Accueillant environ 500 000 personnes, le camp de Zamzam a vu arriver de nouveaux déplacés fuyant Abu Zerega, Shagra et Saluma, qui sont maintenant hébergés dans des écoles, des bâtiments communautaires ou sous les arbres en plein air. Ils ont raconté à nos équipes les maisons incendiées, les pillages, les violences sexuelles, les meurtres, les passages à tabac et autres abus dans les villages et sur les routes de la localité d'El Fasher. Quelques centaines de familles ont également atteint Tawila, parfois pieds nus, après avoir tout laissé derrière eux et échappé aux violences en chemin. 

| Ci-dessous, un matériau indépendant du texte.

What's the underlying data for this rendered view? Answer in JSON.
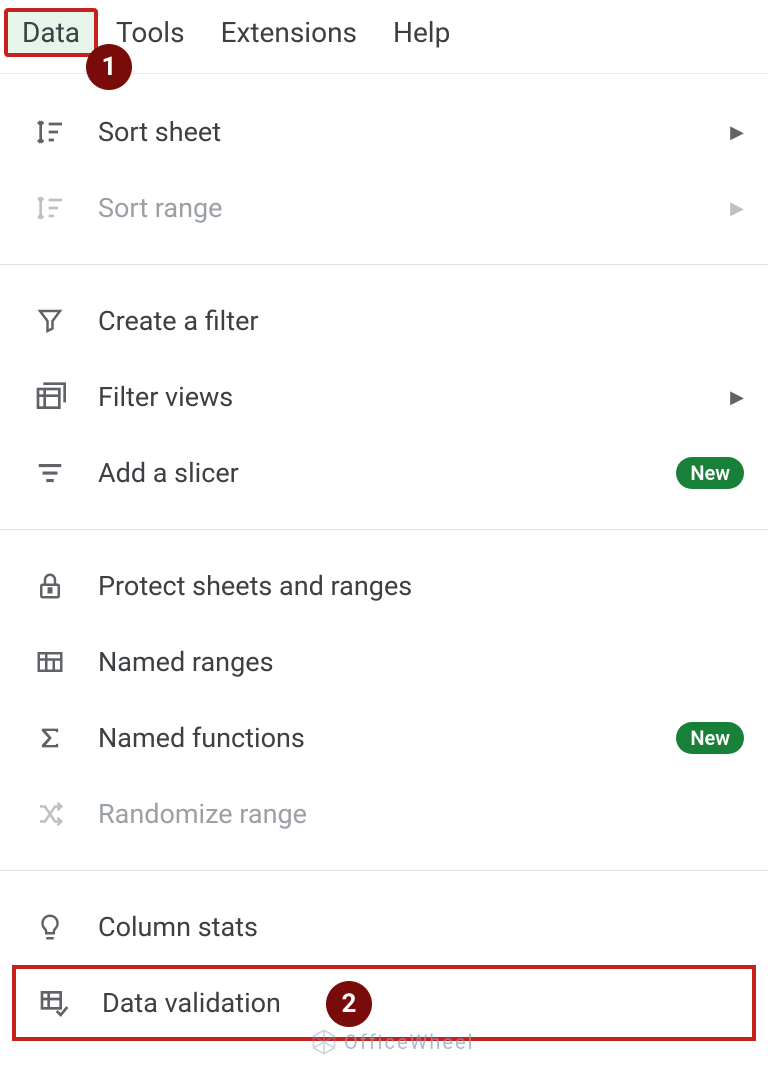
{
  "menubar": {
    "items": [
      {
        "label": "Data",
        "active": true
      },
      {
        "label": "Tools"
      },
      {
        "label": "Extensions"
      },
      {
        "label": "Help"
      }
    ]
  },
  "annotations": {
    "badge1": "1",
    "badge2": "2"
  },
  "menu": {
    "sort_sheet": "Sort sheet",
    "sort_range": "Sort range",
    "create_filter": "Create a filter",
    "filter_views": "Filter views",
    "add_slicer": "Add a slicer",
    "protect": "Protect sheets and ranges",
    "named_ranges": "Named ranges",
    "named_functions": "Named functions",
    "randomize": "Randomize range",
    "column_stats": "Column stats",
    "data_validation": "Data validation"
  },
  "badges": {
    "new": "New"
  },
  "watermark": "OfficeWheel"
}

MSF est inquiète pour la sécurité de son personnel et des centaines de milliers de personnes dans le camp de Zamzam et demande instamment aux Forces de Soutien Rapide, aux Forces conjointes soutenant l’armée soudanaise et à tous les acteurs armés présents dans la région de protéger les civils et de permettre à ceux qui souhaitent fuir de le faire en sécurité.  

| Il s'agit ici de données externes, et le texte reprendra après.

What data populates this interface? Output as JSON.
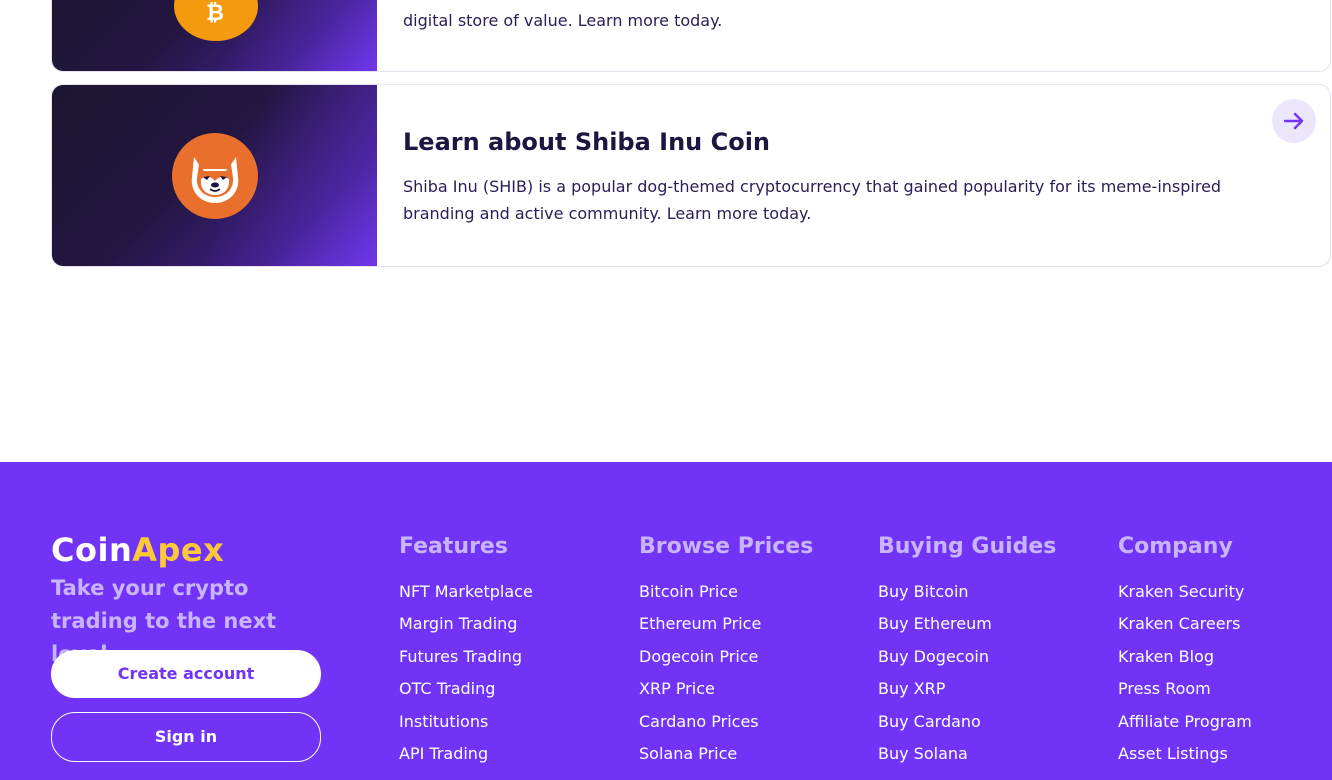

Dans le Darfour du Nord, MSF poursuit ses activités d'urgence à Tawila et examine toutes les possibilités pour venir en aide aux populations de Zamzam et El Fasher en maintenant un niveau de risque acceptable pour son personnel. Dans l'ouest, le centre et le sud du Darfour et dans d'autres régions du pays, nos équipes continuent de lutter contre la crise nutritionnelle et sanitaire catastrophique, provoquée par un conflit incessant ainsi que les obstructions continues des parties belligérantes et exacerbée par l'échec de la réponse humanitaire. MSF réitère son appel à une augmentation drastique de I'aide dans les nombreux endroits où elle est encore possible. Les parties belligérantes doivent permettre un accès sans entrave à l'aide, et leurs alliés et les États influents doivent faire pression pour atténuer ces obstacles qui causent morts et famine.